The Importance of Effective Communication During the Change
The implementation of a change to practice involves multiple stakeholders and factors, which need to be addressed through effective communication. According to Nilsen et al. (2020), team engagement in the change process increases the potential of beneficial outcomes. Therefore, information exchange, opinion consideration, and feedback are crucial for functional team collaboration. The ability of APNs to establish result-oriented and competency-driven relationships in the team will determine the successful achievement of the set goals.
Ghersi, I., Mariño, M., & Miralles, M. T. (2018). Smart medical beds in patient-care environments of the twenty-first century: a state-of-art survey. BMC Medical Informatics and Decision Making, 18(1), 63.
Hallaj, F. (2017). Preventing pressure ulcers.
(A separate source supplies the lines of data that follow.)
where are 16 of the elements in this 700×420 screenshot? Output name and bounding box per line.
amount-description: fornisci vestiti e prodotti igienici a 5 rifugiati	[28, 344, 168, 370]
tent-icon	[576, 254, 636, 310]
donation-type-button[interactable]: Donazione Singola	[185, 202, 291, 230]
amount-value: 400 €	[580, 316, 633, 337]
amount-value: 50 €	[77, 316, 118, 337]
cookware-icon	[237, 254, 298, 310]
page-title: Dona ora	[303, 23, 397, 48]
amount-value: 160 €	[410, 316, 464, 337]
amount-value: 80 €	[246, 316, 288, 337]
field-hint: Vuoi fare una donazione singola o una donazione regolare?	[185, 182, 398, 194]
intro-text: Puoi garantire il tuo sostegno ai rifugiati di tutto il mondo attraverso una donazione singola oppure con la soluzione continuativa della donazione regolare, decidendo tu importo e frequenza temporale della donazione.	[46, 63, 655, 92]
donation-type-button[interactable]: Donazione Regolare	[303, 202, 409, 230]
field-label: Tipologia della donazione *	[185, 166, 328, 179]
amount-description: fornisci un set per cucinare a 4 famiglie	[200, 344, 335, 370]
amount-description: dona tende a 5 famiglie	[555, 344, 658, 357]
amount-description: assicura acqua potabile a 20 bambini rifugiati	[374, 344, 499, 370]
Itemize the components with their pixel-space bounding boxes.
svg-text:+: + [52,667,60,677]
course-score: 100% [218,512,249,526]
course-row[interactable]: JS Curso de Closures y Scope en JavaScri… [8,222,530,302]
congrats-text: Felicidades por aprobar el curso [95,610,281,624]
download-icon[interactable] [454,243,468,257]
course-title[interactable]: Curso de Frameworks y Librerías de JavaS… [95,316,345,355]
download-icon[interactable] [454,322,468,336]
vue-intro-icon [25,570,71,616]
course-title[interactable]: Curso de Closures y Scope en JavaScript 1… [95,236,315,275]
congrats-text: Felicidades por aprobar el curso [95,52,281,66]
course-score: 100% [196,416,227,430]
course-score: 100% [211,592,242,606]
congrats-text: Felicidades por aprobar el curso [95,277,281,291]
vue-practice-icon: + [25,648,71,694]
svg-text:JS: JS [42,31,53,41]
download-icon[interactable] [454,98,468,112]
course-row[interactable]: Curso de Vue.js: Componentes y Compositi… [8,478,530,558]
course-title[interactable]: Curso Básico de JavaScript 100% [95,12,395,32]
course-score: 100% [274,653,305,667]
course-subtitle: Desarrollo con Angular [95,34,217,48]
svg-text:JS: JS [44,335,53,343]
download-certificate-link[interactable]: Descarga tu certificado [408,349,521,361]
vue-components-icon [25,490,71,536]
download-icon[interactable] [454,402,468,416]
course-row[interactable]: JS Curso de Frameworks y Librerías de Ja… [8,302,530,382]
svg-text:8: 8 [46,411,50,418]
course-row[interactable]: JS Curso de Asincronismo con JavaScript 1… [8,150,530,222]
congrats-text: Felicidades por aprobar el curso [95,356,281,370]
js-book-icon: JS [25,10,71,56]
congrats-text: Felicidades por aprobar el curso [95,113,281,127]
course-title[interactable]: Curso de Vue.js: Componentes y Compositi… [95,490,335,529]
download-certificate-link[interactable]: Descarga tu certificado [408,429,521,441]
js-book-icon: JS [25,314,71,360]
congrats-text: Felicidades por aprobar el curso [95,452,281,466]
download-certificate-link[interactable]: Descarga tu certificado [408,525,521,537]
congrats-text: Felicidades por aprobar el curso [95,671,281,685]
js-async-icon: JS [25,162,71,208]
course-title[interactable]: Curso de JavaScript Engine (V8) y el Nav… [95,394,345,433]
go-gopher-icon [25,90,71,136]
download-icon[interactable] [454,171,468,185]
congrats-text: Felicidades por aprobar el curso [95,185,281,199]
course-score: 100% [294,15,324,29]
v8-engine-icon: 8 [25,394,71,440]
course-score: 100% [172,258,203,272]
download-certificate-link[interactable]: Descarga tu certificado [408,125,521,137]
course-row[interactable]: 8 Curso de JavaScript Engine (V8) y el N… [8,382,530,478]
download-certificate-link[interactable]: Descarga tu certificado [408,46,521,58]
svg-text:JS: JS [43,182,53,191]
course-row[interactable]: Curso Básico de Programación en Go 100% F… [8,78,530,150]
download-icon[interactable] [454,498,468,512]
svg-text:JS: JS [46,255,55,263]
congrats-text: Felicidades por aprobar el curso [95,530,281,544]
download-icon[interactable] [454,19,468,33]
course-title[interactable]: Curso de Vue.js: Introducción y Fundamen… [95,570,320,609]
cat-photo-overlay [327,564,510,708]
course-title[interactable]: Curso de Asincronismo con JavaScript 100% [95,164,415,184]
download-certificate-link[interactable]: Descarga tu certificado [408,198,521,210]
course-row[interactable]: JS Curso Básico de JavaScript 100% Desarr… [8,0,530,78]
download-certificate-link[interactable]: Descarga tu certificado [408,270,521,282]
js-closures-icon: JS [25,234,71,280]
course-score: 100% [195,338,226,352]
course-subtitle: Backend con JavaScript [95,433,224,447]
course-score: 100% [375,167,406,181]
Alexandria Scientific Nursing Journal, 19(2), 57-68.
Nilsen, P., Seing, I., Ericsson, C., Birken, S. A., & Schildmeijer, K. (2020). Characteristics of successful changes in health care organizations: an interview study with physicians, registered nurses and assistant nurses. BMC Health Services Research, 20(1), 1-8.
Stojmenovic, M., Gedeon, T., Qi, H., & Buhari, S. M. (2019). Health informatics: Applications of mobile and wireless technologies. Wireless Communications and Mobile Computing, 2019. Web.